By the 1720s Handel and Bach were writing their masterpieces. The singing voice was coming into its own, and opera seria reached its zenith. Bach’s dramatic Passions were peaks of baroque genius. Bach’s biographer Albert Schweitzer considered ‘the art of bel canto’ one of the chief requirements for the interpretation of Bach’s music: ‘One should not forget that Bach took the Italian art of singing as his model and composed accordingly.’5

Another great musicologist says, ‘We need to recover the normal technique of Italian bel canto as fully as possible in order to give the finest performances of Monteverdi, Carissimi, Purcell, Bach or Handel.’6 Notice the inclusion of an English composer and a German. He might have added Gluck and Mozart, and even Rameau, as well as Lully, the Italian in Paris. We are not, after all, talking about style or emphasis, but the ability to sing: the capacity of the voice to be expressive as well as skilful in vocalising music of various styles.

By Mozart’s time singers’ natural vocal range had been thoroughly explored, agility was considered natural to all voices, and long lines were commonplace.

The idea that baroque music, with its orderly structure, should be performed in a mechanical fashion is refuted by Donington, who says, ‘There is a way of keeping a steady tempo which is nevertheless not unyielding.’7 Even the earliest bel canto singing would have had a natural pulse and flexibility in accord with the organic nature of the singing voice. Singers would have sung with the requisite sense of line, and thereby expressed music as distinct from singing notes however smoothly. We only have to try Caccini’s famous jewel, ‘Amarilli, mia bella’ to know what was demanded even at the beginning of the seventeenth century.
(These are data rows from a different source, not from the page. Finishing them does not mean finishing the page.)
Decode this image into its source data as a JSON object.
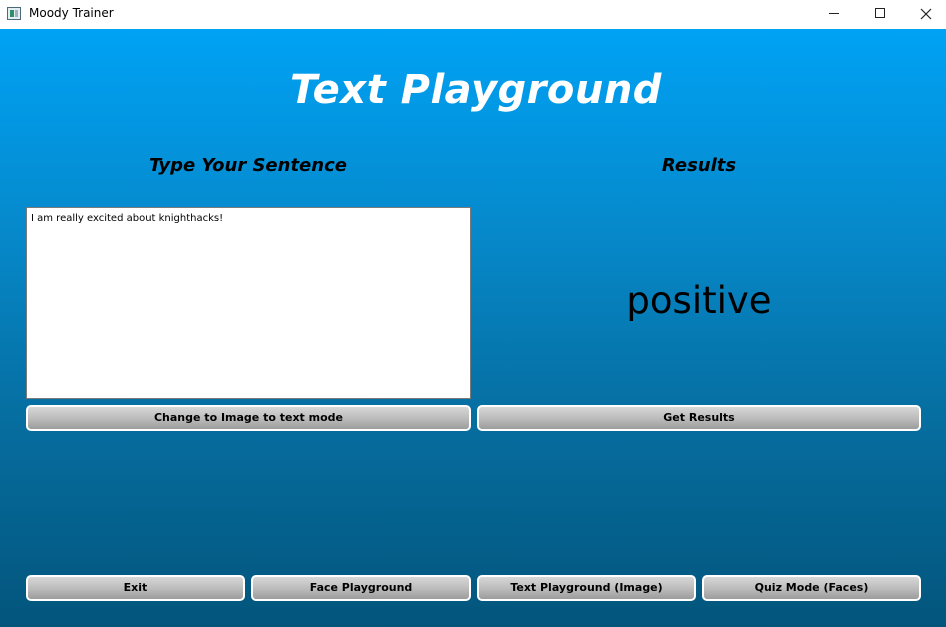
{
  "window": {
    "title": "Moody Trainer"
  },
  "page": {
    "title": "Text Playground",
    "left_heading": "Type Your Sentence",
    "right_heading": "Results"
  },
  "sentence_input": {
    "value": "I am really excited about knighthacks!"
  },
  "result": {
    "label": "positive"
  },
  "buttons": {
    "change_mode": "Change to Image to text mode",
    "get_results": "Get Results",
    "exit": "Exit",
    "face_playground": "Face Playground",
    "text_playground_image": "Text Playground (Image)",
    "quiz_mode": "Quiz Mode (Faces)"
  },
  "icons": {
    "app": "app-icon",
    "minimize": "minimize-icon",
    "maximize": "maximize-icon",
    "close": "close-icon"
  },
  "colors": {
    "background_top": "#00a2f5",
    "background_bottom": "#03557c",
    "title_text": "#ffffff",
    "button_face": "#bdbdbd"
  }
}
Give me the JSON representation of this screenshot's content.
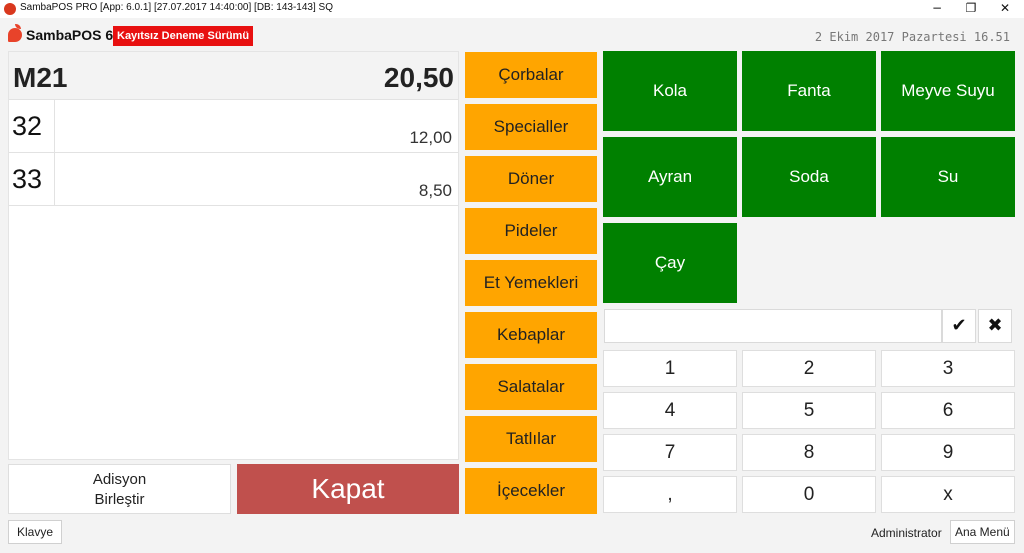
{
  "window": {
    "title": "SambaPOS PRO [App: 6.0.1] [27.07.2017 14:40:00] [DB: 143-143] SQ",
    "controls": {
      "minimize": "−",
      "restore": "❐",
      "close": "✕"
    }
  },
  "header": {
    "app_name": "SambaPOS 6",
    "trial_badge": "Kayıtsız Deneme Sürümü",
    "date": "2 Ekim 2017 Pazartesi 16.51"
  },
  "ticket": {
    "table": "M21",
    "total": "20,50",
    "rows": [
      {
        "qty": "32",
        "price": "12,00"
      },
      {
        "qty": "33",
        "price": "8,50"
      }
    ]
  },
  "actions": {
    "merge_line1": "Adisyon",
    "merge_line2": "Birleştir",
    "close": "Kapat"
  },
  "categories": [
    "Çorbalar",
    "Specialler",
    "Döner",
    "Pideler",
    "Et Yemekleri",
    "Kebaplar",
    "Salatalar",
    "Tatlılar",
    "İçecekler"
  ],
  "products": [
    "Kola",
    "Fanta",
    "Meyve Suyu",
    "Ayran",
    "Soda",
    "Su",
    "Çay"
  ],
  "numpad": {
    "input_value": "",
    "confirm_icon": "✔",
    "clear_icon": "✖",
    "keys": [
      "1",
      "2",
      "3",
      "4",
      "5",
      "6",
      "7",
      "8",
      "9",
      ",",
      "0",
      "x"
    ]
  },
  "footer": {
    "keyboard": "Klavye",
    "user": "Administrator",
    "main_menu": "Ana Menü"
  },
  "colors": {
    "category": "#ffa500",
    "product": "#008000",
    "close_button": "#c0504d",
    "trial_badge": "#e81010"
  }
}
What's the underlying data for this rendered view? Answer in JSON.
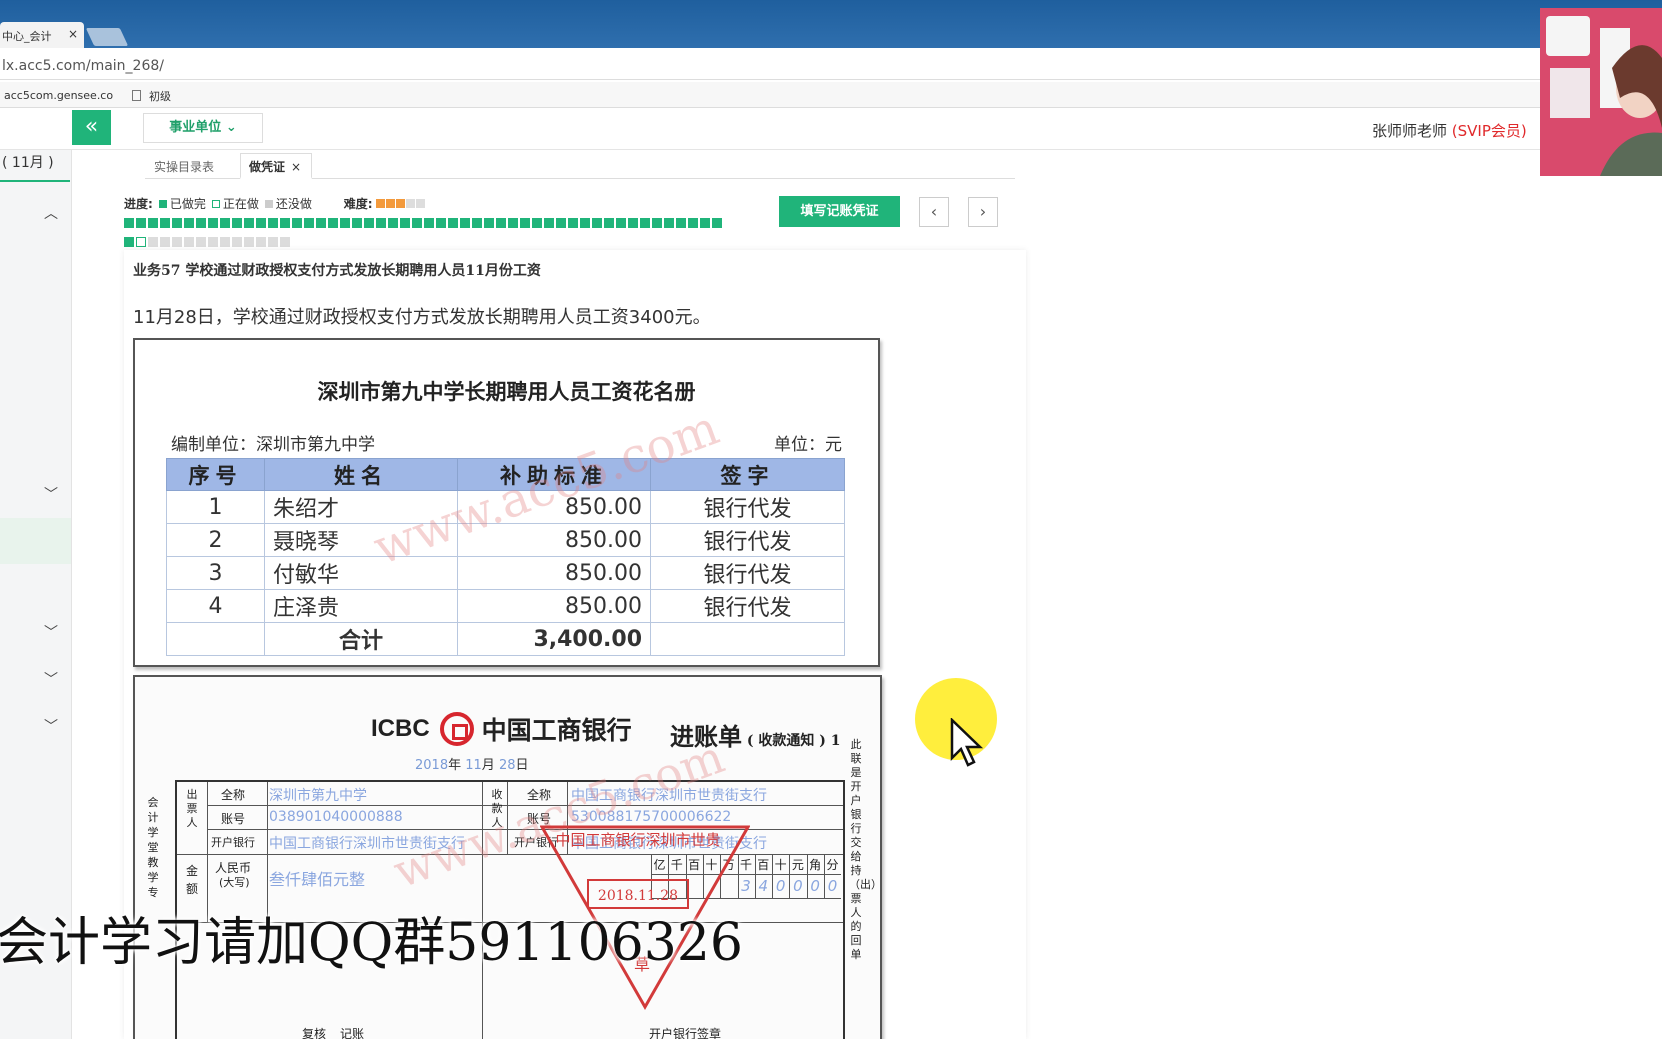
{
  "browser": {
    "tab_title": "中心_会计",
    "tab_close": "×",
    "url": "lx.acc5.com/main_268/",
    "bookmarks": [
      "acc5com.gensee.co",
      "初级"
    ]
  },
  "app": {
    "collapse_icon": "«",
    "unit_dropdown": "事业单位",
    "user_name": "张师师老师",
    "user_level": "(SVIP会员)",
    "month_tab": "( 11月 )"
  },
  "subtabs": {
    "tab1": "实操目录表",
    "tab2": "做凭证",
    "close": "×"
  },
  "progress": {
    "label": "进度:",
    "done": "已做完",
    "doing": "正在做",
    "todo": "还没做",
    "difficulty_label": "难度:",
    "difficulty_rating": 3,
    "difficulty_max": 5,
    "completed_count": 51,
    "current_index": 52,
    "total_count": 64
  },
  "buttons": {
    "fill_voucher": "填写记账凭证",
    "prev": "‹",
    "next": "›"
  },
  "task": {
    "title": "业务57 学校通过财政授权支付方式发放长期聘用人员11月份工资",
    "description": "11月28日，学校通过财政授权支付方式发放长期聘用人员工资3400元。"
  },
  "payroll": {
    "title": "深圳市第九中学长期聘用人员工资花名册",
    "org": "编制单位：深圳市第九中学",
    "unit": "单位：元",
    "headers": [
      "序号",
      "姓名",
      "补助标准",
      "签字"
    ],
    "rows": [
      [
        "1",
        "朱绍才",
        "850.00",
        "银行代发"
      ],
      [
        "2",
        "聂晓琴",
        "850.00",
        "银行代发"
      ],
      [
        "3",
        "付敏华",
        "850.00",
        "银行代发"
      ],
      [
        "4",
        "庄泽贵",
        "850.00",
        "银行代发"
      ]
    ],
    "total_label": "合计",
    "total_value": "3,400.00",
    "watermark": "www.acc5.com"
  },
  "bank_slip": {
    "brand_en": "ICBC",
    "brand_cn": "中国工商银行",
    "title": "进账单",
    "subtitle": "( 收款通知 )",
    "copy_no": "1",
    "date_year": "2018",
    "date_month": "11",
    "date_day": "28",
    "date_units": [
      "年",
      "月",
      "日"
    ],
    "payer_label": "出票人",
    "payee_label": "收款人",
    "field_fullname": "全称",
    "field_account": "账号",
    "field_bank": "开户银行",
    "payer_name": "深圳市第九中学",
    "payer_account": "038901040000888",
    "payer_bank": "中国工商银行深圳市世贵街支行",
    "payee_name": "中国工商银行深圳市世贵街支行",
    "payee_account": "530088175700006622",
    "payee_bank": "中国工商银行深圳市世贵街支行",
    "amount_label": "金额",
    "rmb_label": "人民币",
    "rmb_sub": "(大写)",
    "amount_words": "叁仟肆佰元整",
    "digit_headers": [
      "亿",
      "千",
      "百",
      "十",
      "万",
      "千",
      "百",
      "十",
      "元",
      "角",
      "分"
    ],
    "amount_digits": [
      "",
      "",
      "",
      "",
      "",
      "3",
      "4",
      "0",
      "0",
      "0",
      "0"
    ],
    "reviewer": "复核",
    "bookkeeper": "记账",
    "bank_sign": "开户银行签章",
    "side_note": "此联是开户银行交给持（出）票人的回单",
    "left_note": "会计学堂教学专",
    "stamp_bank": "中国工商银行深圳市世贵",
    "stamp_date": "2018.11.28",
    "stamp_char": "草"
  },
  "overlay": {
    "qq_text": "会计学习请加QQ群591106326"
  },
  "colors": {
    "accent_green": "#20b47a",
    "vip_red": "#e0292b",
    "table_header": "#9fb7e6",
    "icbc_red": "#d7262e",
    "stamp_red": "#d23a3a"
  }
}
The idea that bel canto was simply a vehicle for ‘canary fanciers’ is ludicrous when we see what, apart from virtuosic embellishment, was required of voices. Which is not to suggest that singers of the day never showed off; who would not be inclined to flaunt such brilliant facility? According to Rodolfo Celletti in A History of Bel Canto, there was a period when a taste for the spectacular and acrobatic did get the better of singers and their audiences.

… the second half of the eighteenth century, while belonging squarely to the bel canto period, attenuates one of its characteristic features, namely expressive ardour and sensibility, making up for these with a frenzied technical prowess. It was only towards the end of the century and during the first years of the nineteenth century that passion and vigour reappeared … the art of bel canto was to experience its grand finale with Rossini.8

Studying a Rossini or Bellini score shows us that bel canto singing, far from being superficial frippery or merely an attempt to produce a beautiful sound, must have been exemplary in skill and ease over the widest range of musical and emotional expression.

Harrison, Peter T. Singing: Personal and performance values in training. Dunedin Academic Press Ltd. (2013).

 

NOTES:

1.Harnoncourt, Nikolaus (1982) Musik als Klangrede, Salzburg and Wien, Residenz Verlag. (1988) Baroque Music Today: Music as Speech, Amadeus Press (Translation), p. 129.

2. Parish, C. and Ohl, John F. (1953) Masterpieces of Music Before 1750, London, Faber and Faber Ltd., p. 124.

3. Harnoncourt, Nikolaus (1982) Baroque Music Today: Music as Speech, p. 130.

4. Ibid. p. 130

5. Husler, Frederick and Rodd-Marling, Yvonne (1976) Singing, p. 47.

6. Robert Donington (1978) A Performer’s Guide to Baroque Music, London, Faber and Faber Ltd., p. 53.

7. Ibid. p. 49.

 

8. Celletti, Rodolfo (1991) A History of Bel Canto, Oxford University Press (Translation), p. 107.